Owen Thomas: Well, so I think this is part of something that’s been confusing in the marketplace because generally, when you have a recession, company’s earnings are down. And they lease less space, and that’s what’s help cycles have traditionally operated for office companies, because leasing slows down when you have a recession. Here, it’s confusing because it’s very different. All the economic indicators look favorable, GDP growth, employment statistics. But if you dig into those statistics, it’s a lot of its consumption related. And a lot of the job creation isn’t in office using jobs. And then if you look at earnings, which is what our clients are looking at, is their own earnings trajectory, it’s negative. It’s been negative for the last year, assuming the third quarter is negative.
So, that is the driver of client behavior. If you’re the CEO of a company, and your lease is coming up or you’re thinking about your space requirement, your decisions about that are going to be very contingent upon what you think the future prospects of your business are. And many businesses are negatively impacted by rising rates and some of the uncertainty in the economic environment. So, that’s the backdrop. And so I think coming back to your question, I think certainly lower rates will help. And I think as earnings generally rise, I would expect that our leasing activity will rise with it.
Douglas Linde: And Michael, this is Doug. I would just say that the best measure of corporate activity as it relates to the business that we are in, is job growth. And job growth typically is a little bit murkier. You can look at the employment numbers, but you really have to get into the specific industry categories, right? So government and hospitality are not going to be favorable to office, but financial services or technology or life sciences are going to be. And as you start to see the job listings start to perk up a bit, as you start to see hiring announcements by many of the larger technology companies and some of the financial institutions, which do in fact, broadly talk about those things, you will clearly see a more, I would say, conducive environment for office leasing on a going forward basis.
Operator: Thank you.
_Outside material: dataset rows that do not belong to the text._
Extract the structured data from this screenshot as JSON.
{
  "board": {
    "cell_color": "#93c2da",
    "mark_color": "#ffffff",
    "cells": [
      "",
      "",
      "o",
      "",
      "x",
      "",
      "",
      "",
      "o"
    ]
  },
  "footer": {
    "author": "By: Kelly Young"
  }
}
And I show our next question comes from the line of Jason Wayne from Barclays. Please go ahead.
Jason Wayne: Good morning. You said in your prepared remarks, you don’t expect WeWork to exit all of their assets. So, just wondering where you expect them to stay. And then you previously said that WeWork security deposits average eight months of rent. Is that a good number to think about when looking at termination income moving forward?